Website: Matthias Paul Telkamp for Virginia Beach City Council

Biography: I graduated from Pampa High School in 1994 and went into the workforce. After six years, I took some vocational training and got into IT. I have been in IT for the past 20 years and now run my own IT consulting company. I am a single father of three daughters that I have been raising alone for the last decade. They go to three different high schools (Tallwood, Kempsville, and Landstown) in Virginia Beach.

Why should residents elect you to City Council?

I’m a single dad of three high school aged daughters attending Virginia Beach City Public Schools. So I figured, what could possibly be the next hardest thing in life I could do? So, I’m running for city council as a small business owner committed to ensuring citizens have a seat at the table instead of waiting to see what city council takes off the table.

The last few years have been very tough and divisive, and Virginia Beach families and businesses have lost a lot. I understand that feeling more than I wish I did. That’s why I’m such an advocate for mental health and social services. Watching the mother of my daughters undergo emergency after emergency before we lost her was unbearable. But we learned how to fight for what’s left and rebuild. That’s what I want to do on city council.

What are the top three priorities you would tackle if elected?
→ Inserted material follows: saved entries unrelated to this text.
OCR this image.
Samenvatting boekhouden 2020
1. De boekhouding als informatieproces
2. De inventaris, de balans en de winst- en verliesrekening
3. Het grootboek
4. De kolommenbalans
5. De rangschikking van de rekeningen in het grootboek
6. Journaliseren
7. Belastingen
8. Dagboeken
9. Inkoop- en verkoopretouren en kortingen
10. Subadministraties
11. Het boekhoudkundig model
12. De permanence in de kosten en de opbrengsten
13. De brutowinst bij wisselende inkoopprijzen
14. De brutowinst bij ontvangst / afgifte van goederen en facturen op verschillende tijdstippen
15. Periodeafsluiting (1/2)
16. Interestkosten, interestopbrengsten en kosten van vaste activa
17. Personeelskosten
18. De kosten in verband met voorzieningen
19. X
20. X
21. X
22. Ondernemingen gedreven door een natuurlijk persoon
Helping build a city ready for the future my daughters and their friends deserve. Our schools need an advocate not an agitator that will fight for what schools need; not what politics says they can have. Our business associations need dialogue with economic development and for our Commissioner of the Revenue and Treasurers Office to streamline services. The priority is to do the job so our children can grow up and have one here.

I will also work with social services, behavioral health, and our psychiatric treatment centers. In the same manner that taxes do not discriminate and are required of every resident, we need to turn some of our attention to the coming mental health pandemic and prioritize some resources and support with the understanding that this is their city as well.
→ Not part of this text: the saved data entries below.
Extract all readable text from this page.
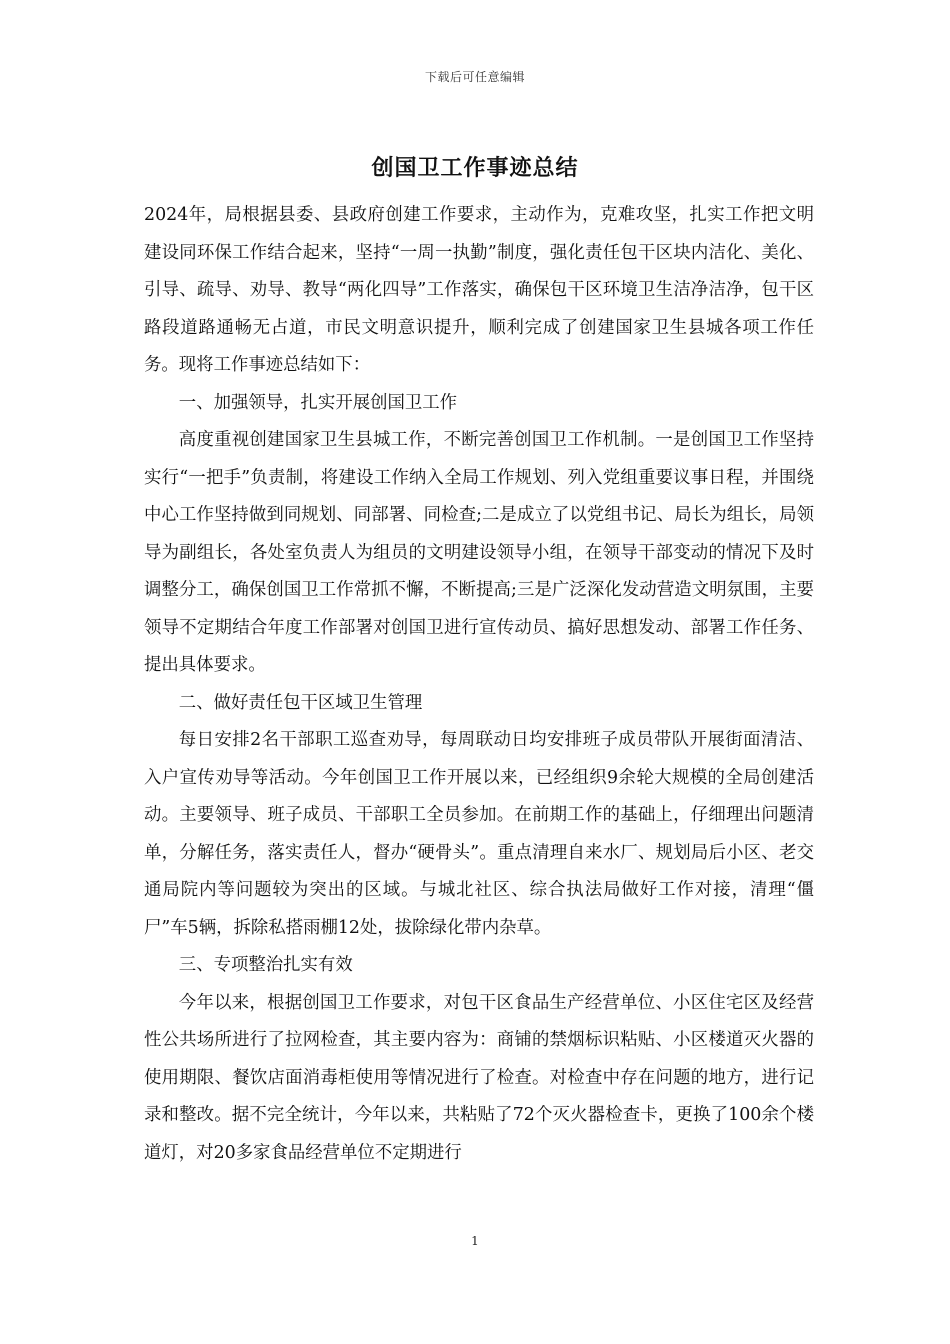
下载后可任意编辑
创国卫工作事迹总结

2024年，局根据县委、县政府创建工作要求，主动作为，克难攻坚，扎实工作把文明建设同环保工作结合起来，坚持“一周一执勤”制度，强化责任包干区块内洁化、美化、引导、疏导、劝导、教导“两化四导”工作落实，确保包干区环境卫生洁净洁净，包干区路段道路通畅无占道，市民文明意识提升，顺利完成了创建国家卫生县城各项工作任务。现将工作事迹总结如下：

一、加强领导，扎实开展创国卫工作

高度重视创建国家卫生县城工作，不断完善创国卫工作机制。一是创国卫工作坚持实行“一把手”负责制，将建设工作纳入全局工作规划、列入党组重要议事日程，并围绕中心工作坚持做到同规划、同部署、同检查;二是成立了以党组书记、局长为组长，局领导为副组长，各处室负责人为组员的文明建设领导小组，在领导干部变动的情况下及时调整分工，确保创国卫工作常抓不懈，不断提高;三是广泛深化发动营造文明氛围，主要领导不定期结合年度工作部署对创国卫进行宣传动员、搞好思想发动、部署工作任务、提出具体要求。

二、做好责任包干区域卫生管理

每日安排2名干部职工巡查劝导，每周联动日均安排班子成员带队开展街面清洁、入户宣传劝导等活动。今年创国卫工作开展以来，已经组织9余轮大规模的全局创建活动。主要领导、班子成员、干部职工全员参加。在前期工作的基础上，仔细理出问题清单，分解任务，落实责任人，督办“硬骨头”。重点清理自来水厂、规划局后小区、老交通局院内等问题较为突出的区域。与城北社区、综合执法局做好工作对接，清理“僵尸”车5辆，拆除私搭雨棚12处，拔除绿化带内杂草。

三、专项整治扎实有效

今年以来，根据创国卫工作要求，对包干区食品生产经营单位、小区住宅区及经营性公共场所进行了拉网检查，其主要内容为：商铺的禁烟标识粘贴、小区楼道灭火器的使用期限、餐饮店面消毒柜使用等情况进行了检查。对检查中存在问题的地方，进行记录和整改。据不完全统计，今年以来，共粘贴了72个灭火器检查卡，更换了100余个楼道灯，对20多家食品经营单位不定期进行

1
What is the most pressing economic issue facing your community, and how would you address it?

COVID-19 and this economy have pushed local businesses to the brink, especially small and minority businesses. I will foster regular organized scheduled communication between our city’s business associations and economic development. Coordinate with our city treasurer and commissioner of the revenue to provide educational workshops and guidance to our business community regarding compliance, changes in tax laws, and streamline services. Partner with Virginia’s Minority Business Commission, secretary of commerce, and Virginia Beach Minority Business Council to establish a SWaM business center here in Virginia Beach that is central, accessible, and can accommodate the growing minority business community.
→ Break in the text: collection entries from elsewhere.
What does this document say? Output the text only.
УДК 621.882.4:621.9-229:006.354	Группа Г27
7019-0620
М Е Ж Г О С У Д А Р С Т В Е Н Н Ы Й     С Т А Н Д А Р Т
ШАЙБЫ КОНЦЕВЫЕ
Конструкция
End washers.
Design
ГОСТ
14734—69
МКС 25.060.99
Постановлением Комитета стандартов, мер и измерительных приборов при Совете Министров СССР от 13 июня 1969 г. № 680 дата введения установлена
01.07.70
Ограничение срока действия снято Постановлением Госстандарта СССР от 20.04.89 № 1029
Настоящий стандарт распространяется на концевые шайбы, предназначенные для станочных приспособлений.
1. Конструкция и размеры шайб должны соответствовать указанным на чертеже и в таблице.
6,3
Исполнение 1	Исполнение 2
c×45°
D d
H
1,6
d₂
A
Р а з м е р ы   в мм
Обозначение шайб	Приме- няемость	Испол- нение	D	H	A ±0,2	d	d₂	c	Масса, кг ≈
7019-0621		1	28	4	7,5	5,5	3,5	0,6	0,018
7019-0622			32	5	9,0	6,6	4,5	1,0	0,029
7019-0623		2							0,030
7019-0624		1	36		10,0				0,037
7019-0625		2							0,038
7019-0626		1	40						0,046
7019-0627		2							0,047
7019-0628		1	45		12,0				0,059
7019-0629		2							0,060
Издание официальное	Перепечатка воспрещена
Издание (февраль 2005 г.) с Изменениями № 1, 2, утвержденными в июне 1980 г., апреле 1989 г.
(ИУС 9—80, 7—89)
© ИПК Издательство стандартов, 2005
What are your community’s biggest infrastructure needs, and how do you plan to fulfill them?

I remember living in the Windsor Woods area when Hurricane Matthew came through. Walking out the front door and into standing water was just inches from my home, I looked down Old Post Road to see my neighbors’ homes all flooded. As the water receded, I remember the morning that all those VB Works dump trucks and trash pickup vehicles lined Old Forge Road. It was heartbreaking as I saw everyone dealing with the devastation. That was the result of mismanagement by our city council then. There are a lot of the same faces on the council, and it is time that we change that. You fix it by acknowledging that city council has not demonstrated any real interest in fixing it. I will demonstrate the same collaborative and supportive spirit to addressing flooding, that our current council gives to their donors with the golden keys. The problem is they are distracted and deliberately so.

How is gun violence impacting your community, and how do you plan to address gun violence?

Gun violence is a regional challenge. We do not have any structural agenda to engage with the neighborhoods plagued by shootings. This also includes talking to and listening to not only our teachers, but our students as well, as school shootings become a norm. We will find our answers when we listen to them. Solving this from political pedestals is a problem in itself. The policy must be developed by the people affected.